Литмир - Электронная Библиотека

Эмма поехала домой с матерью в автомобиле, в котором было так же тихо, как в могиле. Это было хуже, чем неловкость. Это было болезненно. Мэси не отрывала глаз от дороги, руки на руле, и ее слова оставались за закрытыми губами. Выражение ее лица было далеким; обычное безумное беспокойство о работе и о школе ее дочери было полностью невидимым.

Эмма, которая часто с трудом выдерживала любопытные вопросы матери, приветствовал бы их сегодня вечером, но потому, что Вселенная была навыворот, они не прозвучали. Она получила, наоборот, женщину, которая видела своего мертвого мужа, и не могла говорить о том, что это значит. Возможно, причиной нежелания узнать, что это значит, была трудность разговора.

Когда они прибыли домой, было 8:36.

Лепесток приветствовал их у двери счастливым-но-укоризненно лающим хныканьем.

– Извини, Лепесток, – сказала Эмма, обхватывая его шею и приседая, чтобы обнять его. Она знала, что ей в лицо сейчас пахнет собачьим дыханием, но, в данный момент, ее это не заботило.
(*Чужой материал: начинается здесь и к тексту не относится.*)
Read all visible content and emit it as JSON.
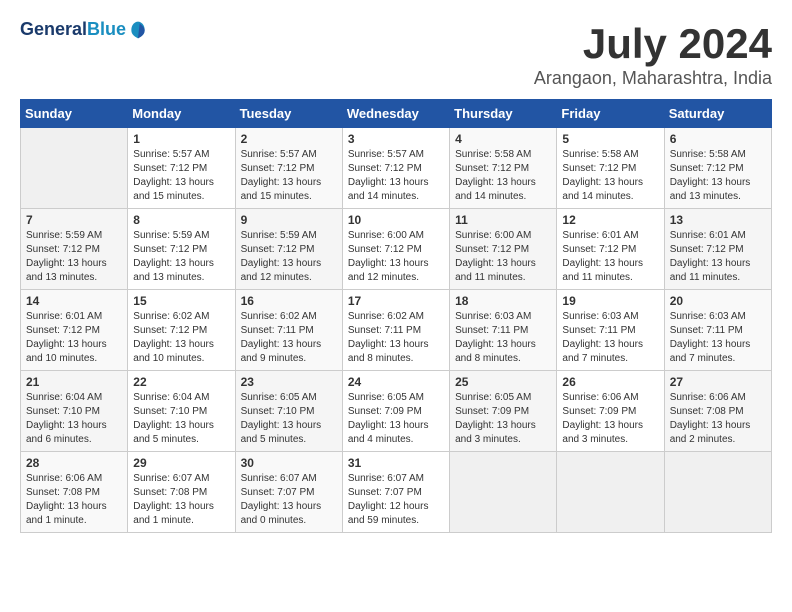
{
  "logo": {
    "line1": "General",
    "line2": "Blue"
  },
  "title": "July 2024",
  "location": "Arangaon, Maharashtra, India",
  "days_of_week": [
    "Sunday",
    "Monday",
    "Tuesday",
    "Wednesday",
    "Thursday",
    "Friday",
    "Saturday"
  ],
  "weeks": [
    [
      {
        "day": "",
        "sunrise": "",
        "sunset": "",
        "daylight": ""
      },
      {
        "day": "1",
        "sunrise": "Sunrise: 5:57 AM",
        "sunset": "Sunset: 7:12 PM",
        "daylight": "Daylight: 13 hours and 15 minutes."
      },
      {
        "day": "2",
        "sunrise": "Sunrise: 5:57 AM",
        "sunset": "Sunset: 7:12 PM",
        "daylight": "Daylight: 13 hours and 15 minutes."
      },
      {
        "day": "3",
        "sunrise": "Sunrise: 5:57 AM",
        "sunset": "Sunset: 7:12 PM",
        "daylight": "Daylight: 13 hours and 14 minutes."
      },
      {
        "day": "4",
        "sunrise": "Sunrise: 5:58 AM",
        "sunset": "Sunset: 7:12 PM",
        "daylight": "Daylight: 13 hours and 14 minutes."
      },
      {
        "day": "5",
        "sunrise": "Sunrise: 5:58 AM",
        "sunset": "Sunset: 7:12 PM",
        "daylight": "Daylight: 13 hours and 14 minutes."
      },
      {
        "day": "6",
        "sunrise": "Sunrise: 5:58 AM",
        "sunset": "Sunset: 7:12 PM",
        "daylight": "Daylight: 13 hours and 13 minutes."
      }
    ],
    [
      {
        "day": "7",
        "sunrise": "Sunrise: 5:59 AM",
        "sunset": "Sunset: 7:12 PM",
        "daylight": "Daylight: 13 hours and 13 minutes."
      },
      {
        "day": "8",
        "sunrise": "Sunrise: 5:59 AM",
        "sunset": "Sunset: 7:12 PM",
        "daylight": "Daylight: 13 hours and 13 minutes."
      },
      {
        "day": "9",
        "sunrise": "Sunrise: 5:59 AM",
        "sunset": "Sunset: 7:12 PM",
        "daylight": "Daylight: 13 hours and 12 minutes."
      },
      {
        "day": "10",
        "sunrise": "Sunrise: 6:00 AM",
        "sunset": "Sunset: 7:12 PM",
        "daylight": "Daylight: 13 hours and 12 minutes."
      },
      {
        "day": "11",
        "sunrise": "Sunrise: 6:00 AM",
        "sunset": "Sunset: 7:12 PM",
        "daylight": "Daylight: 13 hours and 11 minutes."
      },
      {
        "day": "12",
        "sunrise": "Sunrise: 6:01 AM",
        "sunset": "Sunset: 7:12 PM",
        "daylight": "Daylight: 13 hours and 11 minutes."
      },
      {
        "day": "13",
        "sunrise": "Sunrise: 6:01 AM",
        "sunset": "Sunset: 7:12 PM",
        "daylight": "Daylight: 13 hours and 11 minutes."
      }
    ],
    [
      {
        "day": "14",
        "sunrise": "Sunrise: 6:01 AM",
        "sunset": "Sunset: 7:12 PM",
        "daylight": "Daylight: 13 hours and 10 minutes."
      },
      {
        "day": "15",
        "sunrise": "Sunrise: 6:02 AM",
        "sunset": "Sunset: 7:12 PM",
        "daylight": "Daylight: 13 hours and 10 minutes."
      },
      {
        "day": "16",
        "sunrise": "Sunrise: 6:02 AM",
        "sunset": "Sunset: 7:11 PM",
        "daylight": "Daylight: 13 hours and 9 minutes."
      },
      {
        "day": "17",
        "sunrise": "Sunrise: 6:02 AM",
        "sunset": "Sunset: 7:11 PM",
        "daylight": "Daylight: 13 hours and 8 minutes."
      },
      {
        "day": "18",
        "sunrise": "Sunrise: 6:03 AM",
        "sunset": "Sunset: 7:11 PM",
        "daylight": "Daylight: 13 hours and 8 minutes."
      },
      {
        "day": "19",
        "sunrise": "Sunrise: 6:03 AM",
        "sunset": "Sunset: 7:11 PM",
        "daylight": "Daylight: 13 hours and 7 minutes."
      },
      {
        "day": "20",
        "sunrise": "Sunrise: 6:03 AM",
        "sunset": "Sunset: 7:11 PM",
        "daylight": "Daylight: 13 hours and 7 minutes."
      }
    ],
    [
      {
        "day": "21",
        "sunrise": "Sunrise: 6:04 AM",
        "sunset": "Sunset: 7:10 PM",
        "daylight": "Daylight: 13 hours and 6 minutes."
      },
      {
        "day": "22",
        "sunrise": "Sunrise: 6:04 AM",
        "sunset": "Sunset: 7:10 PM",
        "daylight": "Daylight: 13 hours and 5 minutes."
      },
      {
        "day": "23",
        "sunrise": "Sunrise: 6:05 AM",
        "sunset": "Sunset: 7:10 PM",
        "daylight": "Daylight: 13 hours and 5 minutes."
      },
      {
        "day": "24",
        "sunrise": "Sunrise: 6:05 AM",
        "sunset": "Sunset: 7:09 PM",
        "daylight": "Daylight: 13 hours and 4 minutes."
      },
      {
        "day": "25",
        "sunrise": "Sunrise: 6:05 AM",
        "sunset": "Sunset: 7:09 PM",
        "daylight": "Daylight: 13 hours and 3 minutes."
      },
      {
        "day": "26",
        "sunrise": "Sunrise: 6:06 AM",
        "sunset": "Sunset: 7:09 PM",
        "daylight": "Daylight: 13 hours and 3 minutes."
      },
      {
        "day": "27",
        "sunrise": "Sunrise: 6:06 AM",
        "sunset": "Sunset: 7:08 PM",
        "daylight": "Daylight: 13 hours and 2 minutes."
      }
    ],
    [
      {
        "day": "28",
        "sunrise": "Sunrise: 6:06 AM",
        "sunset": "Sunset: 7:08 PM",
        "daylight": "Daylight: 13 hours and 1 minute."
      },
      {
        "day": "29",
        "sunrise": "Sunrise: 6:07 AM",
        "sunset": "Sunset: 7:08 PM",
        "daylight": "Daylight: 13 hours and 1 minute."
      },
      {
        "day": "30",
        "sunrise": "Sunrise: 6:07 AM",
        "sunset": "Sunset: 7:07 PM",
        "daylight": "Daylight: 13 hours and 0 minutes."
      },
      {
        "day": "31",
        "sunrise": "Sunrise: 6:07 AM",
        "sunset": "Sunset: 7:07 PM",
        "daylight": "Daylight: 12 hours and 59 minutes."
      },
      {
        "day": "",
        "sunrise": "",
        "sunset": "",
        "daylight": ""
      },
      {
        "day": "",
        "sunrise": "",
        "sunset": "",
        "daylight": ""
      },
      {
        "day": "",
        "sunrise": "",
        "sunset": "",
        "daylight": ""
      }
    ]
  ]
}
Мать Эммы пошла на кухню, и Эмма, опустив школьный рюкзак перед дверью, взяла Лепестка на буксир. Они кратко, и молча, исследовали содержимое холодильника, в котором было достаточно пищи, чтобы прокормить двух человек, если бы только захотелось есть приправу и слегка заплесневелый сыр. Были еще молоко и яйца, на которые Эмма посмотрела с сомнением; ее мать часто останавливалась в магазине по дороге домой с работы.

Сегодня, она вместо этого зашла в больницу.

– Пицца? – спросила Эмма.

Ее мать сняла телефон с крепления и вручила его дочери.
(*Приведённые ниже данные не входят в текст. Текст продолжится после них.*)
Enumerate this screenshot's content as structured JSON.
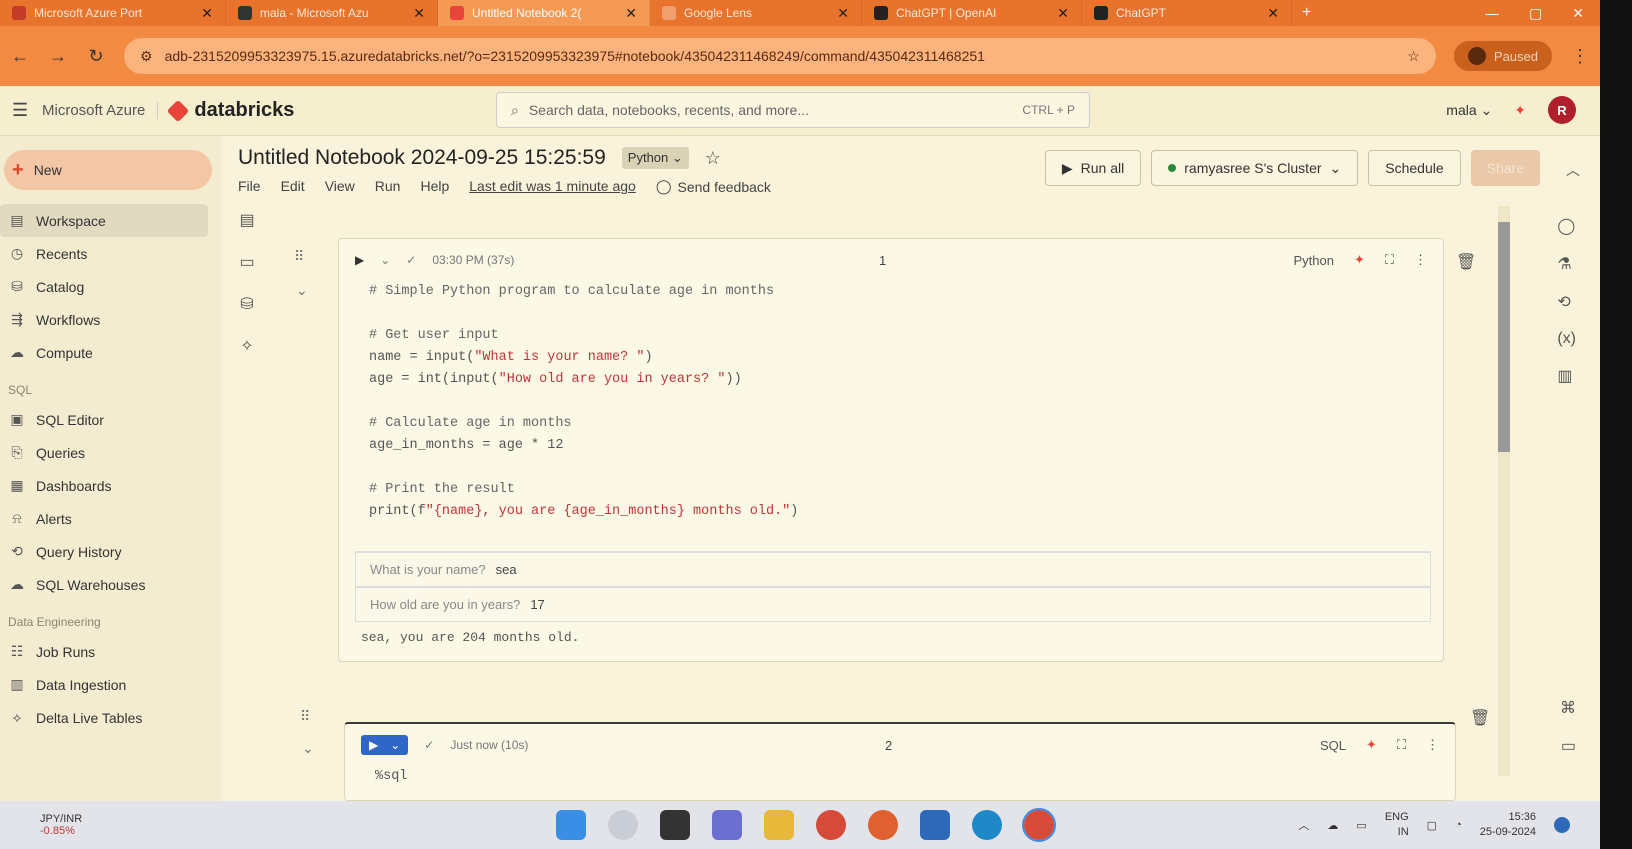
{
  "browser": {
    "tabs": [
      {
        "label": "Microsoft Azure Port",
        "active": false
      },
      {
        "label": "mala - Microsoft Azu",
        "active": false
      },
      {
        "label": "Untitled Notebook 2(",
        "active": true
      },
      {
        "label": "Google Lens",
        "active": false
      },
      {
        "label": "ChatGPT | OpenAI",
        "active": false
      },
      {
        "label": "ChatGPT",
        "active": false
      }
    ],
    "url": "adb-2315209953323975.15.azuredatabricks.net/?o=2315209953323975#notebook/435042311468249/command/435042311468251",
    "paused_label": "Paused"
  },
  "header": {
    "azure_label": "Microsoft Azure",
    "brand": "databricks",
    "search_placeholder": "Search data, notebooks, recents, and more...",
    "search_shortcut": "CTRL + P",
    "user_menu": "mala",
    "avatar_initial": "R"
  },
  "sidebar": {
    "new_label": "New",
    "items": [
      {
        "label": "Workspace",
        "icon": "folder-icon"
      },
      {
        "label": "Recents",
        "icon": "clock-icon"
      },
      {
        "label": "Catalog",
        "icon": "catalog-icon"
      },
      {
        "label": "Workflows",
        "icon": "workflow-icon"
      },
      {
        "label": "Compute",
        "icon": "cloud-icon"
      }
    ],
    "sql_section": "SQL",
    "sql_items": [
      {
        "label": "SQL Editor"
      },
      {
        "label": "Queries"
      },
      {
        "label": "Dashboards"
      },
      {
        "label": "Alerts"
      },
      {
        "label": "Query History"
      },
      {
        "label": "SQL Warehouses"
      }
    ],
    "de_section": "Data Engineering",
    "de_items": [
      {
        "label": "Job Runs"
      },
      {
        "label": "Data Ingestion"
      },
      {
        "label": "Delta Live Tables"
      }
    ]
  },
  "notebook": {
    "title": "Untitled Notebook 2024-09-25 15:25:59",
    "language": "Python",
    "menu": [
      "File",
      "Edit",
      "View",
      "Run",
      "Help"
    ],
    "last_edit": "Last edit was 1 minute ago",
    "feedback": "Send feedback",
    "run_all": "Run all",
    "cluster": "ramyasree S's Cluster",
    "schedule": "Schedule",
    "share": "Share"
  },
  "cell1": {
    "status": "03:30 PM (37s)",
    "index": "1",
    "language": "Python",
    "code": [
      "# Simple Python program to calculate age in months",
      "",
      "# Get user input",
      "name = input(\"What is your name? \")",
      "age = int(input(\"How old are you in years? \"))",
      "",
      "# Calculate age in months",
      "age_in_months = age * 12",
      "",
      "# Print the result",
      "print(f\"{name}, you are {age_in_months} months old.\")"
    ],
    "prompt1_label": "What is your name?",
    "prompt1_value": "sea",
    "prompt2_label": "How old are you in years?",
    "prompt2_value": "17",
    "output": "sea, you are 204 months old."
  },
  "cell2": {
    "status": "Just now (10s)",
    "index": "2",
    "language": "SQL",
    "code": "%sql"
  },
  "taskbar": {
    "ticker": "JPY/INR",
    "change": "-0.85%",
    "lang1": "ENG",
    "lang2": "IN",
    "time": "15:36",
    "date": "25-09-2024"
  }
}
– Пицца, – сказала она и направилась прочь из кухни. Кухня была чертовски тихая в ее отсутствие, но Эмма набрала номер и нажала кнопку, которая означала “тот же заказ как и предыдущий”. Тогда она повесила трубку и уставилась на свою собаку. Собака, с седой шерстью на морде, более четкой в кухонном свете, чем в свете уличных фонарей, уставилась на нее, виляя обрубком хвоста.

Она снова извинилась, вероятно, он подумал, что она имела в виду: "Я буду кормить тебя." С другой стороны, она выложила из банки еду в его тарелку, и наполнила его миску водой. Она даже вывела его во двор ненадолго, она не гуляла с ним вообще сегодня, но она знала, что сегодня была не та ночь, чтобы сделать это. С заднего двора, она видела свет в окнах спальни ее матери, она также видела силуэт матери за шторой. Мэрси стояла, просто стояла в комнате.

Эмма задумалась, наблюдала она за нею или за Лепестком. Она немного сомневалась.

Когда Эмма была взволнована, она часто затевала уборку, и бог свидетель – кухня вполне подходила для этого. Она принялась убирать тарелки, второй дом которых был на полке для сушки. У нее была домашняя работа, но большую часть из нее она прочитала, и как все нерешительные люди, она знала, что уборка все еще считалась работой, поэтому, она могла и не делать домашнюю работу и чувствовала, что она совершила что-то.

Но когда дверной звонок зазвонил, Мерси спустилась вниз по лестнице, чтобы ответить, она заплатила за пиццу и принесла ее в кухню. Она выглядела усталой, но решительной, и у нее была улыбка на лице. – Я сожалею, Эм, – сказала она. – Я не знаю, что произошло со мной там. Стрессовая работа.

Эмма приняла это. Она обычно спрашивала, что вызвало напряжение, но она в действительности не любила слушать свою мать, лгать, поэтому, она сдержала вопрос в себе и кивнула вместо этого. Она также получила тарелки, салфетки и стаканчики, потому что ее мать не любила пить из банок.

Они взяли все в гостиную, в то время как Лепесток шел между ними.

Коробка с пиццей была приостановлена в воздухе, выше него, конечно. Он очень хорошо научился пытаться есть из коробки, когда они ставили ее на стол в кабинете. Он не был, однако, слишком хорошо обучен, чтобы сидеть перед ними и просить, и у него были обычные влажные глаза щенка, даже в его девять лет.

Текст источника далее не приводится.